Eric Thomson Baggs was born in St. John's, Newfoundland on March 3rd, 1918. He grew up in a fishing family and worked with his father at Royal Stores in St. John's filling fixtures and looking after wholesales. He joined the boy scouts when he was twelve. Mr. Baggs was accepted into the Royal Air Force in 1937 at seventeen but his father wouldn't let him go. He then tried for the Royal Navy but was refused because he was too young. When he was twenty-one he enlisted in the Army's Heavy Artillery Branch. He was trained in St. John's and then escorted to Liverpool in 1940. At first, Mr. Baggs was primarily on costal defense. Later his battalion became the 166th Field Artillery which became known as the best artillery regiment in all of the Allied Forces. When Mr.

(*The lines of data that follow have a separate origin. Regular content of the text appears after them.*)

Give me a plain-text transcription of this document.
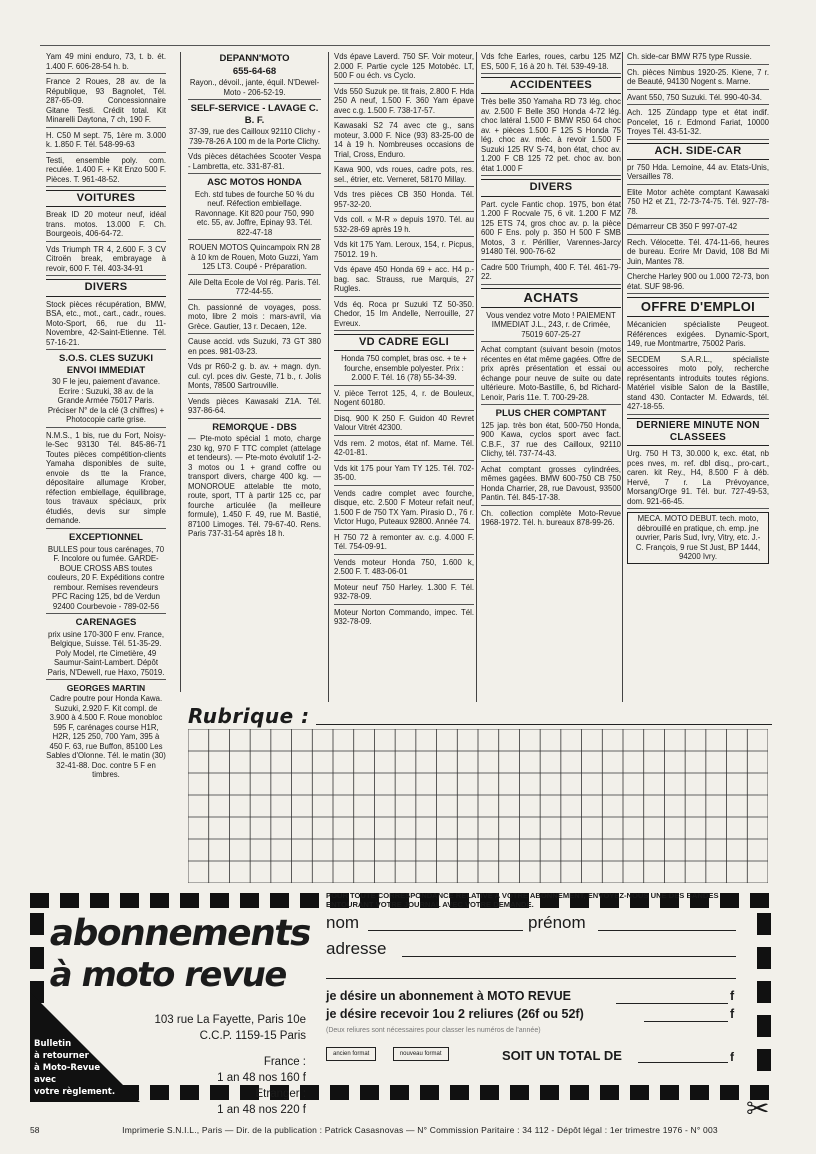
Yam 49 mini enduro, 73, t. b. ét. 1.400 F. 606-28-54 h. b.
France 2 Roues, 28 av. de la République, 93 Bagnolet, Tél. 287-65-09. Concessionnaire Gitane Testi. Crédit total. Kit Minarelli Daytona, 7 ch, 190 F.
H. C50 M sept. 75, 1ère m. 3.000 k. 1.850 F. Tél. 548-99-63
Testi, ensemble poly. com. reculée. 1.400 F. + Kit Enzo 500 F. Pièces. T. 961-48-52.
VOITURES
Break ID 20 moteur neuf, idéal trans. motos. 13.000 F. Ch. Bourgeois, 406-64-72.
Vds Triumph TR 4, 2.600 F. 3 CV Citroën break, embrayage à revoir, 600 F. Tél. 403-34-91
DIVERS
Stock pièces récupération, BMW, BSA, etc., mot., cart., cadr., roues. Moto-Sport, 66, rue du 11-Novembre, 42-Saint-Etienne. Tél. 57-16-21.
S.O.S. CLES SUZUKI ENVOI IMMEDIAT
30 F le jeu, paiement d'avance. Ecrire : Suzuki, 38 av. de la Grande Armée 75017 Paris. Préciser N° de la clé (3 chiffres) + Photocopie carte grise.
N.M.S., 1 bis, rue du Fort, Noisy-le-Sec 93130 Tél. 845-86-71 Toutes pièces compétition-clients Yamaha disponibles de suite, envoie ds tte la France, dépositaire allumage Krober, réfection embiellage, équilibrage, tous travaux spéciaux, prix étudiés, devis sur simple demande.
EXCEPTIONNEL
BULLES pour tous carénages, 70 F. Incolore ou fumée. GARDE-BOUE CROSS ABS toutes couleurs, 20 F. Expéditions contre rembour. Remises revendeurs PFC Racing 125, bd de Verdun 92400 Courbevoie - 789-02-56
CARENAGES
prix usine 170-300 F env. France, Belgique, Suisse. Tél. 51-35-29. Poly Model, rte Cimetière, 49 Saumur-Saint-Lambert. Dépôt Paris, N'Dewell, rue Haxo, 75019.
GEORGES MARTIN
Cadre poutre pour Honda Kawa. Suzuki, 2.920 F. Kit compl. de 3.900 à 4.500 F. Roue monobloc 595 F, carénages course H1R, H2R, 125 250, 700 Yam, 395 à 450 F. 63, rue Buffon, 85100 Les Sables d'Olonne. Tél. le matin (30) 32-41-88. Doc. contre 5 F en timbres.
DEPANN'MOTO
655-64-68
Rayon., dévoil., jante, équil. N'Dewel-Moto - 206-52-19.
SELF-SERVICE - LAVAGE C. B. F.
37-39, rue des Cailloux 92110 Clichy - 739-78-26 A 100 m de la Porte Clichy.
Vds pièces détachées Scooter Vespa - Lambretta, etc. 331-87-81.
ASC MOTOS HONDA
Ech. std tubes de fourche 50 % du neuf. Réfection embiellage. Ravonnage. Kit 820 pour 750, 990 etc. 55, av. Joffre, Epinay 93. Tél. 822-47-18
ROUEN MOTOS Quincampoix RN 28 à 10 km de Rouen, Moto Guzzi, Yam 125 LT3. Coupé - Préparation.
Aile Delta Ecole de Vol rég. Paris. Tél. 772-44-55.
Ch. passionné de voyages, poss. moto, libre 2 mois : mars-avril, via Grèce. Gautier, 13 r. Decaen, 12e.
Cause accid. vds Suzuki, 73 GT 380 en pces. 981-03-23.
Vds pr R60-2 g. b. av. + magn. dyn. cul. cyl. pces div. Geste, 71 b., r. Jolis Monts, 78500 Sartrouville.
Vends pièces Kawasaki Z1A. Tél. 937-86-64.
REMORQUE - DBS
— Pte-moto spécial 1 moto, charge 230 kg, 970 F TTC complet (attelage et tendeurs). — Pte-moto évolutif 1-2-3 motos ou 1 + grand coffre ou transport divers, charge 400 kg. — MONOROUE attelable tte moto, route, sport, TT à partir 125 cc, par fourche articulée (la meilleure formule), 1.450 F. 49, rue M. Bastié, 87100 Limoges. Tél. 79-67-40. Rens. Paris 737-31-54 après 18 h.
Vds épave Laverd. 750 SF. Voir moteur, 2.000 F. Partie cycle 125 Motobéc. LT, 500 F ou éch. vs Cyclo.
Vds 550 Suzuk pe. tit frais, 2.800 F. Hda 250 A neuf, 1.500 F. 360 Yam épave avec c.g. 1.500 F. 738-17-57.
Kawasaki S2 74 avec cte g., sans moteur, 3.000 F. Nice (93) 83-25-00 de 14 à 19 h. Nombreuses occasions de Trial, Cross, Enduro.
Kawa 900, vds roues, cadre pots, res. sel., étrier, etc. Verneret, 58170 Millay.
Vds tres pièces CB 350 Honda. Tél. 957-32-20.
Vds coll. « M-R » depuis 1970. Tél. au 532-28-69 après 19 h.
Vds kit 175 Yam. Leroux, 154, r. Picpus, 75012. 19 h.
Vds épave 450 Honda 69 + acc. H4 p.-bag. sac. Strauss, rue Marquis, 27 Rugles.
Vds éq. Roca pr Suzuki TZ 50-350. Chedor, 15 Im Andelle, Nerrouille, 27 Evreux.
VD CADRE EGLI
Honda 750 complet, bras osc. + te + fourche, ensemble polyester. Prix : 2.000 F. Tél. 16 (78) 55-34-39.
V. pièce Terrot 125, 4, r. de Bouleux, Nogent 60180.
Disq. 900 K 250 F. Guidon 40 Revret Valour Vitrét 42300.
Vds rem. 2 motos, état nf. Marne. Tél. 42-01-81.
Vds kit 175 pour Yam TY 125. Tél. 702-35-00.
Vends cadre complet avec fourche, disque, etc. 2.500 F Moteur refait neuf, 1.500 F de 750 TX Yam. Pirasio D., 76 r. Victor Hugo, Puteaux 92800. Année 74.
H 750 72 à remonter av. c.g. 4.000 F. Tél. 754-09-91.
Vends moteur Honda 750, 1.600 k, 2.500 F. T. 483-06-01
Moteur neuf 750 Harley. 1.300 F. Tél. 932-78-09.
Moteur Norton Commando, impec. Tél. 932-78-09.
Vds fche Earles, roues, carbu 125 MZ ES, 500 F, 16 à 20 h. Tél. 539-49-18.
ACCIDENTEES
Très belle 350 Yamaha RD 73 lég. choc av. 2.500 F Belle 350 Honda 4-72 lég. choc latéral 1.500 F BMW R50 64 choc av. + pièces 1.500 F 125 S Honda 75 lég. choc av. méc. à revoir 1.500 F Suzuki 125 RV S-74, bon état, choc av. 1.200 F CB 125 72 pet. choc av. bon état 1.000 F
DIVERS
Part. cycle Fantic chop. 1975, bon état 1.200 F Rocvale 75, 6 vit. 1.200 F MZ 125 ETS 74, gros choc av. p. la pièce 600 F Ens. poly p. 350 H 500 F SMB Motos, 3 r. Périllier, Varennes-Jarcy 91480 Tél. 900-76-62
Cadre 500 Triumph, 400 F. Tél. 461-79-22.
ACHATS
Vous vendez votre Moto ! PAIEMENT IMMEDIAT J.L., 243, r. de Crimée, 75019 607-25-27
Achat comptant (suivant besoin (motos récentes en état même gagées. Offre de prix après présentation et essai ou échange pour neuve de suite ou date ultérieure. Moto-Bastille, 6, bd Richard-Lenoir, Paris 11e. T. 700-29-28.
PLUS CHER COMPTANT
125 jap. très bon état, 500-750 Honda, 900 Kawa, cyclos sport avec fact. C.B.F., 37 rue des Cailloux, 92110 Clichy, tél. 737-74-43.
Achat comptant grosses cylindrées, mêmes gagées. BMW 600-750 CB 750 Honda Charrier, 28, rue Davoust, 93500 Pantin. Tél. 845-17-38.
Ch. collection complète Moto-Revue 1968-1972. Tél. h. bureaux 878-99-26.
Ch. side-car BMW R75 type Russie.
Ch. pièces Nimbus 1920-25. Kiene, 7 r. de Beauté, 94130 Nogent s. Marne.
Avant 550, 750 Suzuki. Tél. 990-40-34.
Ach. 125 Zündapp type et état indif. Poncelet, 16 r. Edmond Fariat, 10000 Troyes Tél. 43-51-32.
ACH. SIDE-CAR
pr 750 Hda. Lemoine, 44 av. Etats-Unis, Versailles 78.
Elite Motor achète comptant Kawasaki 750 H2 et Z1, 72-73-74-75. Tél. 927-78-78.
Démarreur CB 350 F 997-07-42
Rech. Vélocette. Tél. 474-11-66, heures de bureau. Ecrire Mr David, 108 Bd Mi Juin, Mantes 78.
Cherche Harley 900 ou 1.000 72-73, bon état. SUF 98-96.
OFFRE D'EMPLOI
Mécanicien spécialiste Peugeot. Références exigées. Dynamic-Sport, 149, rue Montmartre, 75002 Paris.
SECDEM S.A.R.L., spécialiste accessoires moto poly, recherche représentants introduits toutes régions. Matériel visible Salon de la Bastille, stand 430. Contacter M. Edwards, tél. 427-18-55.
DERNIERE MINUTE NON CLASSEES
Urg. 750 H T3, 30.000 k, exc. état, nb pces nves, m. ref. dbl disq., pro-cart., caren. kit Rey., H4, 8.500 F à déb. Hervé, 7 r. La Prévoyance, Morsang/Orge 91. Tél. bur. 727-49-53, dom. 921-66-45.
MECA. MOTO DEBUT. tech. moto, débrouillé en pratique, ch. emp. jne ouvrier, Paris Sud, Ivry, Vitry, etc. J.-C. François, 9 rue St Just, BP 1444, 94200 Ivry.
Rubrique :
abonnements
à moto revue
103 rue La Fayette, Paris 10e
C.C.P. 1159-15 Paris
France :
1 an 48 nos 160 f
Etranger :
1 an 48 nos 220 f
Bulletin
à retourner
à Moto-Revue
avec
votre règlement.
POUR TOUTE CORRESPONDANCE RELATIVE A VOTRE ABONNEMENT, ENVOYEZ-NOUS UNE DES BANDES ENTOURANT VOTRE JOURNAL AVEC VOTRE DEMANDE.
nom	prénom
adresse
je désire un abonnement à MOTO REVUE	f
je désire recevoir 1ou 2 reliures (26f ou 52f)	f
(Deux reliures sont nécessaires pour classer les numéros de l'année)
ancien format	nouveau format	SOIT UN TOTAL DE	f
✂
58	Imprimerie S.N.I.L., Paris — Dir. de la publication : Patrick Casasnovas — N° Commission Paritaire : 34 112 - Dépôt légal : 1er trimestre 1976 - N° 003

Baggs returned home to Newfoundland, he went on with life as usual, continuing work at his fathers store.

Transcript

Interviewer: How did they appear? They were marched back to a concentration area by their own NCOs and officers. They had thrown away their weapons. They were completely beaten anyway and rather than be driven right into the sea, or blown to smithereens, which we would have done, they just had enough of it and they downed their weapons and marched - 200,000 of them. I rode up and down the side of the column one day and all these fellas they were seeing this fella with his head bandaged up, instead of being back at the hospital somewhere. They must've figured we were a hard crowd.
Interviewer: Did they look like a beaten army?
Oh yes very much so. Interviewer: So there was no cockiness or arrogance?
No, no, no, no they were beaten and they wanted out, and prisoner war camp was a better deal than staying in the line.